O QUE É RIZOMA?
"É curioso como a árvore dominou a realidade ocidental e todo o pensamento ocidental, da botânica à biologia, a anatomia, mas também a gnoseologia, a teologia, a ontologia, toda a filosofia...: o fundamento-raiz, Grund, roots e fundations. O Ocidente tem uma relação privilegiada com a floresta e com o desmatamento; os campos conquistados no lugar da floresta são povoados de plantas de grãos, objeto de uma cultura de linhagens, incidindo sobre a espécie e de tipo arborescente; a criação, por sua vez, desenvolvida em regime de alqueire, seleciona as linhagens que formam uma arborescência animal. O Oriente apresenta uma outra figura: a relação com a estepe e o jardim (em outros casos, o deserto e o oásis) em vez de uma relação com a floresta e o campo: uma cultura de tubérculos que procede por fragmentação do indivíduo; um afastamento, um pôr entre parênteses a criação confinada em espaços fechados ou relegada à estepe dos nômades.
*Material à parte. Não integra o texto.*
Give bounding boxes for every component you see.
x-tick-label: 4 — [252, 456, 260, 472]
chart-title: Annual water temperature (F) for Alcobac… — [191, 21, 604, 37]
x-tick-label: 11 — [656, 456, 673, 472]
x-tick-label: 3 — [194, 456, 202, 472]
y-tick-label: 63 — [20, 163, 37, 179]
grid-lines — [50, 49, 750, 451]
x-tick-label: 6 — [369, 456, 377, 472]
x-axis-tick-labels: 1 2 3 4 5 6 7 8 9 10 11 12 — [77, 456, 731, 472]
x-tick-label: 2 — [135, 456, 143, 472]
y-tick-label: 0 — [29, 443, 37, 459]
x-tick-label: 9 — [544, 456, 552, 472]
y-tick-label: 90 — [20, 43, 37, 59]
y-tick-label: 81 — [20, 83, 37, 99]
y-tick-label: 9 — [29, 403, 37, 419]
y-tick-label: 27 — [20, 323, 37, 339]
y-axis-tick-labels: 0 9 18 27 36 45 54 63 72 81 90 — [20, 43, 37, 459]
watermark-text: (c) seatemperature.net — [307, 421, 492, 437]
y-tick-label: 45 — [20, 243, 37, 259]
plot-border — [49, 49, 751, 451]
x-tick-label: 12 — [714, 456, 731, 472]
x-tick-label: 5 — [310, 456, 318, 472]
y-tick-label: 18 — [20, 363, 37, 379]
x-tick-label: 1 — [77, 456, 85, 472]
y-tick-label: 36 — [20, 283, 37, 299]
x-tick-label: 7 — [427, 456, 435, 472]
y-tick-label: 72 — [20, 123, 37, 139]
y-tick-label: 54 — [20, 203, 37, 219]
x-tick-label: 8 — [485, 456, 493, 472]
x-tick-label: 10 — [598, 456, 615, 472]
Ocidente, agricultura de uma linhagem escolhida com muitos indivíduos variáveis; Oriente, horticultura de um pequeno número de indivíduos remetendo a uma grande gama de "clones". Não existiria no Oriente, notadamente na Oceania, algo como que um modelo rizomático que se opõe sob todos os aspectos ao modelo ocidental da árvore? Haudricourt vê aí uma razão da oposição entre as morais ou filosofias da transcendência, caras ao Ocidente, àquelas da imanência no Oriente: o Deus que semeia e que ceifa, por oposição ao Deus que pica e desenterra (picar contra semear).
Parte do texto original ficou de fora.